Christmas is right on Target for the Comedy Dad

Jingle Bells, Jingle all the Way! Stop! It’s only December the 7th and the Comedy Dad tired of Christmas music already.
I’ve been kidnapped and held hostage to the sound of Burl Ives’ voice.
No, I’m not a Scrooge, because I actually really love Christmas and this time of year. I truly love Christmas caroling, but this is my first Christmas with two toddlers and any sane adult would hate the song “Frosty the Snowman” after they heard it for the 319th time in row.
Oh but my favorite of the holidays is parking at the area malls.
When I say the Williamsburg Outlet was a zoo, I mean it was out of control. People were directing traffic as if we were leaving a Disney Production at the Scope. At one point I felt like a live game of Facebook; you had to tag yourself with a friend and follow them back to their car to ensure first dibs on a parking spot.
I did figure out the concept of Uber during this mad dash to buy the best, cheapest gifts possible. I started dropping my wife off at each store she needed and I would ride around until she texted me and let me know her new destination.
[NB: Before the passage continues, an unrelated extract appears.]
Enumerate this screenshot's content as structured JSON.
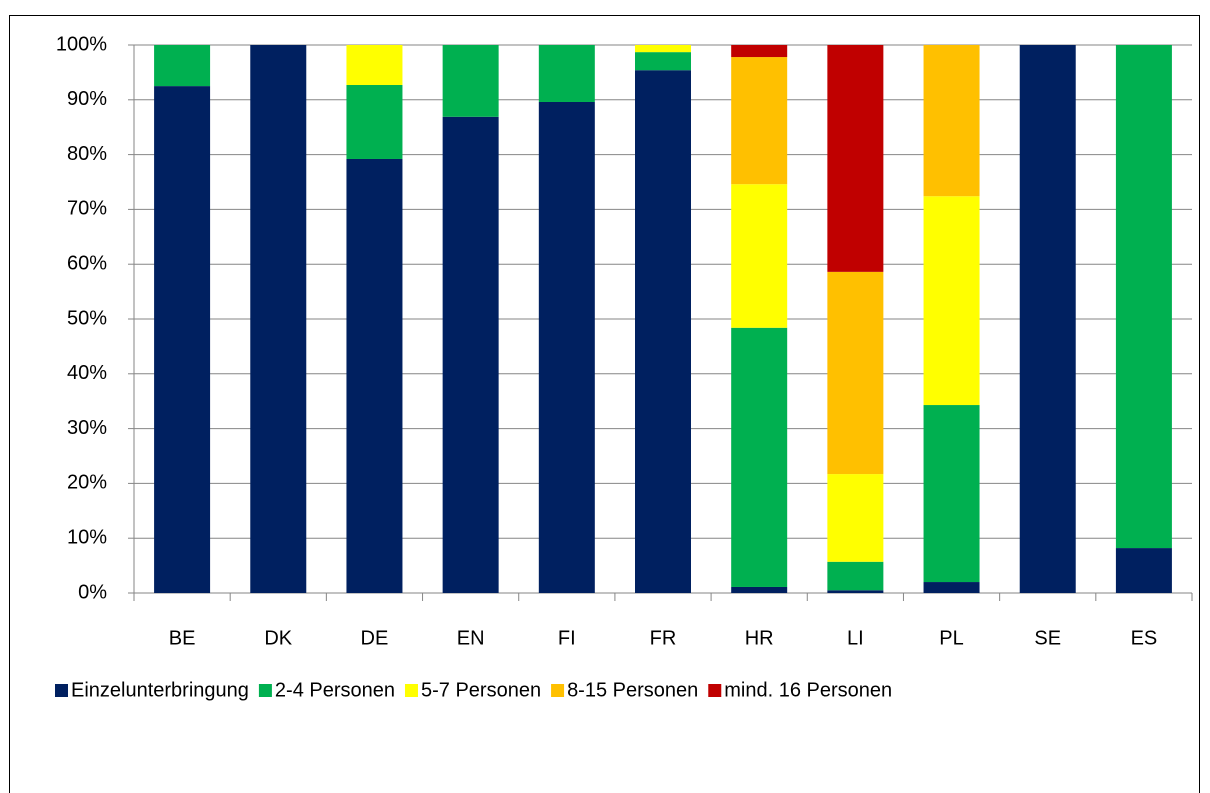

I must say that system does work better than the old yellow cab but it wasn’t profitable at all for me.
Just when the Comedy Dad thought it was over rolling back down 64 east to catch college football on the tube, my wife said four of the worst words you can hear on the Peninsula during Christmas shopping season: “Get off on Jefferson.”
I went to every store in the Patrick Henry Mall all the way up to Oyster Point Rd. from Babies R’ Us, Party City, HHGreg with the grand finale being the kids’ favorite place in the world, Target.
I don’t know why they get so excited. Maybe it’s the popcorn, toy section or the dual seat basket (or if you’re from Virginia, we refer to it as a ‘Double Wide.’)
Long story short they cleaned up in the red place from clothes and Leap Pads to Sissy’s Cabbage Patch Dolls. We spent so much money on these little rats the I made my 2-year-old Tobias fill out an application so he could get his own money. We’re shopping for a red polo shirt and khakis next!